Friday, February 8, 2013

On the Two-Fold Base of Power in the Democratic State


One of the interesting parallels between various strands of Marxism and libertarianism is a focus on reading into formal and political history through a form of class analysis. Marx' own dialectic deviated sharply from the dominant Hegelian/Kantian dialectic of the time. He believed the latter was not sufficiently grounded in the material reality of the life and history of human beings. His historically materialist views posited that our common historical and political struggle as a species could be seen through the lens of a two-fold struggle between the owners of production and the mass of laborers who worked to produce.

While there is no libertarian dialectic that I'm aware of, or at least not one with any particularly impressive predictive power, there is certainly a class-based bifurcation (or series thereof) which plays heavily into historical insights of various libertarian theorists. For such libertarians, the base of power is not so easily confined to the conflicting classes of the Marxian struggle. Instead, if we were to draw a narrow line between the struggle of the powerful and the powerless, we would get a group who turns the wheels of the state and then a group who is largely passive in this regard. Here is where we perceive the truly powerful and the truly powerless.

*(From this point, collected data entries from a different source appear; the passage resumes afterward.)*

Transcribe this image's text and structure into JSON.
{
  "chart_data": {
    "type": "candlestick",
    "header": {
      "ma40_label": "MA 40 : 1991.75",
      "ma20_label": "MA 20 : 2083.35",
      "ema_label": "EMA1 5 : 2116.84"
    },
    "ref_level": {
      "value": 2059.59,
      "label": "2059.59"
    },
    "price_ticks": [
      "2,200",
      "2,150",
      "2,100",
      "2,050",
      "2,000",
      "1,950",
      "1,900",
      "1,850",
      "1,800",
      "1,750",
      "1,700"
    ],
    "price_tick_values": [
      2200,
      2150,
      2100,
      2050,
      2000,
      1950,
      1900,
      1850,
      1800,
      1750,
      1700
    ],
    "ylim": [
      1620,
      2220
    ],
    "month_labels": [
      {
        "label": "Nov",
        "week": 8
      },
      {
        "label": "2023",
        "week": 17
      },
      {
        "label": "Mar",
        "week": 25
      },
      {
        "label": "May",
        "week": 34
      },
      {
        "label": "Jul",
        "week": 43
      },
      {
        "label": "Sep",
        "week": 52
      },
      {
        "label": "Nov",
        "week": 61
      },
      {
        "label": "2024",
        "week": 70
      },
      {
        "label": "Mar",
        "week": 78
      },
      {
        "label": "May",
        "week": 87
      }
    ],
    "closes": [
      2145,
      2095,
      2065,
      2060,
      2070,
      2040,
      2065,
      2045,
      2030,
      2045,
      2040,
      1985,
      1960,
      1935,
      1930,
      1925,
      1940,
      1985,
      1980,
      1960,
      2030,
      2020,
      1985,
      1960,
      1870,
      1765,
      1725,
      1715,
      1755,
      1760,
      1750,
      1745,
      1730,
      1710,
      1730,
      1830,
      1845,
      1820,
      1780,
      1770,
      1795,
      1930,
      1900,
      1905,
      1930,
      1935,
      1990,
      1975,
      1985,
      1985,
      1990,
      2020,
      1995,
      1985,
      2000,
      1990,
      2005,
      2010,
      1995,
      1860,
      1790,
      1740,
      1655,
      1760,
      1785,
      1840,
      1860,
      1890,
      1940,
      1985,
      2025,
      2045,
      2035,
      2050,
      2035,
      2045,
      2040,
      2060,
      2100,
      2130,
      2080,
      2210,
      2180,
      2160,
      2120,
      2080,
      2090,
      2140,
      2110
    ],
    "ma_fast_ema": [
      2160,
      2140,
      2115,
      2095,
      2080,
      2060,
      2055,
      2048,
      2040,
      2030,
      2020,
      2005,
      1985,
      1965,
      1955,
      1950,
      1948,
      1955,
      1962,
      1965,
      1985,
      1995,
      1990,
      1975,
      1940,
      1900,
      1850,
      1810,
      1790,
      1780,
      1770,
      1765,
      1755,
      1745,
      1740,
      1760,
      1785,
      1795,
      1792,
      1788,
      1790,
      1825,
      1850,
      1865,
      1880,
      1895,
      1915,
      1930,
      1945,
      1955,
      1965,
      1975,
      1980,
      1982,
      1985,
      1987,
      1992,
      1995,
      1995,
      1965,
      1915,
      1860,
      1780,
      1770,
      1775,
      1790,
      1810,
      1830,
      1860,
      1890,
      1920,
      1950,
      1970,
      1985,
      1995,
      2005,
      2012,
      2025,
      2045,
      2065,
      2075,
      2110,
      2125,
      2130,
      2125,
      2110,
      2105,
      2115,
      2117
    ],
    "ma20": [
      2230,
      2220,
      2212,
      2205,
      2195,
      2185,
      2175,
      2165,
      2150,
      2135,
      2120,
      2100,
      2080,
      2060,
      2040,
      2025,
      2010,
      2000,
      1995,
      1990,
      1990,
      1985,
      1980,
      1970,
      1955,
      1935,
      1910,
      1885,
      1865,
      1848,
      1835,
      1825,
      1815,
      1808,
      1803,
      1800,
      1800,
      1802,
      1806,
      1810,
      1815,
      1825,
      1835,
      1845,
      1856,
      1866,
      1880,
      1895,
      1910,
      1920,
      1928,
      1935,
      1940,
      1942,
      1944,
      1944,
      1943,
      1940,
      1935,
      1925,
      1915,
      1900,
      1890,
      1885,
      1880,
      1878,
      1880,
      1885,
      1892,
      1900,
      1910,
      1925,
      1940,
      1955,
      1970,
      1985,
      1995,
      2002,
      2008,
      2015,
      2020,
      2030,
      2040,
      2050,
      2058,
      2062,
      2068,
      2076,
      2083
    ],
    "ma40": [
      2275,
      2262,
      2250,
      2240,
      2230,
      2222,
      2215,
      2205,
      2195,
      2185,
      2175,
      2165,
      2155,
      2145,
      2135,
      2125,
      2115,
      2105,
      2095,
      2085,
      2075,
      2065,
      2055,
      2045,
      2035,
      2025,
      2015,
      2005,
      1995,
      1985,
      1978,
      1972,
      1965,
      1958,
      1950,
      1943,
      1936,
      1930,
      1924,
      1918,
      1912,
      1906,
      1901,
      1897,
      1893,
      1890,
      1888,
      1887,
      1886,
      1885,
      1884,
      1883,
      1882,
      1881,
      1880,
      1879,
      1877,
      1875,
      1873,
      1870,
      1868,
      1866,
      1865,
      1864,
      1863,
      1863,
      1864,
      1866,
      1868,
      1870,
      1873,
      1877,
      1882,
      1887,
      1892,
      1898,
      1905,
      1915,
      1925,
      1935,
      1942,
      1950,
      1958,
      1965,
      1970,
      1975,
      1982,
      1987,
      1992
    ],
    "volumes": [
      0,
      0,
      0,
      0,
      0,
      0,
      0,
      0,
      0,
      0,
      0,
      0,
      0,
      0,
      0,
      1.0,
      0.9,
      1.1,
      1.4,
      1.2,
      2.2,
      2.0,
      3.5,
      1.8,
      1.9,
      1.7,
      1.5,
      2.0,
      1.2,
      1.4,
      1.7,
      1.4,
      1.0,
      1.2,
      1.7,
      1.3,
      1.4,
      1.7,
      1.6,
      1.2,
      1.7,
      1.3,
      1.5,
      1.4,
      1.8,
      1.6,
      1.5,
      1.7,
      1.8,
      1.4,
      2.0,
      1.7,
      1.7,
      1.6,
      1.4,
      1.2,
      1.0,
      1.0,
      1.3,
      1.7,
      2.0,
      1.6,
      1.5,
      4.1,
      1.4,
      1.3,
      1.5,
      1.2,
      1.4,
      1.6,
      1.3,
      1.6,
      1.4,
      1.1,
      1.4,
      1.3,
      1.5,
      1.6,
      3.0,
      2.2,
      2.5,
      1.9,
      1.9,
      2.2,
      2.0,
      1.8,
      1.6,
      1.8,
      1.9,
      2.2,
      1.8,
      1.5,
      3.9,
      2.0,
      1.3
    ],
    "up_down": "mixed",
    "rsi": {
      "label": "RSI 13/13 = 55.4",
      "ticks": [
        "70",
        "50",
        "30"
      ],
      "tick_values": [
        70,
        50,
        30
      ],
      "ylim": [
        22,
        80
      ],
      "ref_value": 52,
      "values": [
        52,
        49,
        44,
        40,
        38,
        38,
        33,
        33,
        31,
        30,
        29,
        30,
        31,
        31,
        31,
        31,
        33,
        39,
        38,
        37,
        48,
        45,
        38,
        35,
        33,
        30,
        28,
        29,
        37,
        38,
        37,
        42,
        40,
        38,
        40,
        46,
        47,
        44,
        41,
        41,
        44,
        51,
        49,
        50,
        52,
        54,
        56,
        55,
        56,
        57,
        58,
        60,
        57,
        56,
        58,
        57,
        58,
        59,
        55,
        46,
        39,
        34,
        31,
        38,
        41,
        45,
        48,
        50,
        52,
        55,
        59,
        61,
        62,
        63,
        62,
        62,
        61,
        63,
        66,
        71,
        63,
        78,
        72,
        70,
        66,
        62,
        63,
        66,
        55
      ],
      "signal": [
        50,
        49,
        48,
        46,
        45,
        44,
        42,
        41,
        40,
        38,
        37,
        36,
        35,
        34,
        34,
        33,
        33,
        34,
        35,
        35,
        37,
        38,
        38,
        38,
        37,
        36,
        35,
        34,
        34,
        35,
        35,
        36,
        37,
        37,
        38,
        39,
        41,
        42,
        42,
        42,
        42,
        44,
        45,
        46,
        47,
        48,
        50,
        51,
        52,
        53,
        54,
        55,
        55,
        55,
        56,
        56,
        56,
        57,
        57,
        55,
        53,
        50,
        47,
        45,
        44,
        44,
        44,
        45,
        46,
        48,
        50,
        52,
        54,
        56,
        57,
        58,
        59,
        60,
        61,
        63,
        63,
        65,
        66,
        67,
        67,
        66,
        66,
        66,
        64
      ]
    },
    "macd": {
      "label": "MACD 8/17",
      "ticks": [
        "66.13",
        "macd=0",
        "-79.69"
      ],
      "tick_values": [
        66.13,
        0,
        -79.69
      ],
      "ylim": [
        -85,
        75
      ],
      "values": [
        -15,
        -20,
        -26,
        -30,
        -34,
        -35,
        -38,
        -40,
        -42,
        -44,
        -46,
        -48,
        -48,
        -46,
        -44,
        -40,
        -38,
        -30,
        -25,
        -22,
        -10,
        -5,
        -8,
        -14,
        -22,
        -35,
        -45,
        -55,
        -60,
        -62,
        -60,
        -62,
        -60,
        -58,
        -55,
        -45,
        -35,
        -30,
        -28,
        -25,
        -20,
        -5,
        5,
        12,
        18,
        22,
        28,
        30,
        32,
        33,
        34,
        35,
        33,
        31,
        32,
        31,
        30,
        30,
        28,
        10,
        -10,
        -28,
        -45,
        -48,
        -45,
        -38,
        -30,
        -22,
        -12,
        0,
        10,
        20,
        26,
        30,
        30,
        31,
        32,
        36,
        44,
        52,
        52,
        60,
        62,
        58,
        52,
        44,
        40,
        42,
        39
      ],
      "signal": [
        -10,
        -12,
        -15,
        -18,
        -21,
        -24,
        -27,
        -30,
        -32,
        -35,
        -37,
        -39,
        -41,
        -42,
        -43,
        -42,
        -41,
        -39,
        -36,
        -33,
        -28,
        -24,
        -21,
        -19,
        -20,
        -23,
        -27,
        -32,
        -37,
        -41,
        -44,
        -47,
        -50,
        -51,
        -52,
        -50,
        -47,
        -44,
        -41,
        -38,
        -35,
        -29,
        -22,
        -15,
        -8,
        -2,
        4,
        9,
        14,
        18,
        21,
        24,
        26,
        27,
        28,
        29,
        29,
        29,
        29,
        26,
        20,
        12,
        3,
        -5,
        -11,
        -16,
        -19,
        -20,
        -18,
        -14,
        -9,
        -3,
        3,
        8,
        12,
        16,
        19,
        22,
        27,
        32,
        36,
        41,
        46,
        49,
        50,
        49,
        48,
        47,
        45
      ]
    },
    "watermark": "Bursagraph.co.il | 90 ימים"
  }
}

For libertarians, this is both good and bad news. The good news is that (we believe) this is a much more robust framework to analyze things in a political/historical context. The bad news is that, given the now-traditional Marxian conception of class-struggle, we are left with a framework that seems perhaps inadvertently complicated, and even ambiguous in some cases. Of course, neither of these are necessarily true - but such perceptions are engendered nevertheless.

In the modern democratic republic, the political power of the state is underlied and sanctioned by both the (largely laboring) masses whom at least nominally extend the reigns to politicians and the (largely capitalizing) economic power-brokers who extend and direct the influence of seated politicians. There is no unilateral pull in the realm of state power. Each of these two larger groups is rife with subgroups that have their own politically motivated ends; often ends that work to the detriment of others within the same larger sphere. And then we have people of all stripes who are either largely apathetic, disempowered (politically), or antagonistic towards the state who don't turn the gears of its authority in any particular direction at all.

Some of the rich seek to disenfranchise the poor. Some of the poor seek to disenfranchise the rich. Some of the rich seek to subvert other groups of rich people for personal gain. Some of the poor seek to subvert other groups of poor people for personal gain. Some fight for the rights of themselves. Some fight for the rights of others. Some fight for favors for themselves. Some fight for favors for others.

The lines of division, in the Marxian conception, is not as clear as it's made out to be. An analysis of the division between labor and capital would be more interesting in the absence of monopolistic political institutions. But, as we are undoubtedly seated with the latter, the materialist interpretation of history by Marxists of many stripes turns out to be more troubling. These divisions may provide meaningful detail on the direction and flavor of political power. The thought that it conceptually binds it, however, is much more contentious.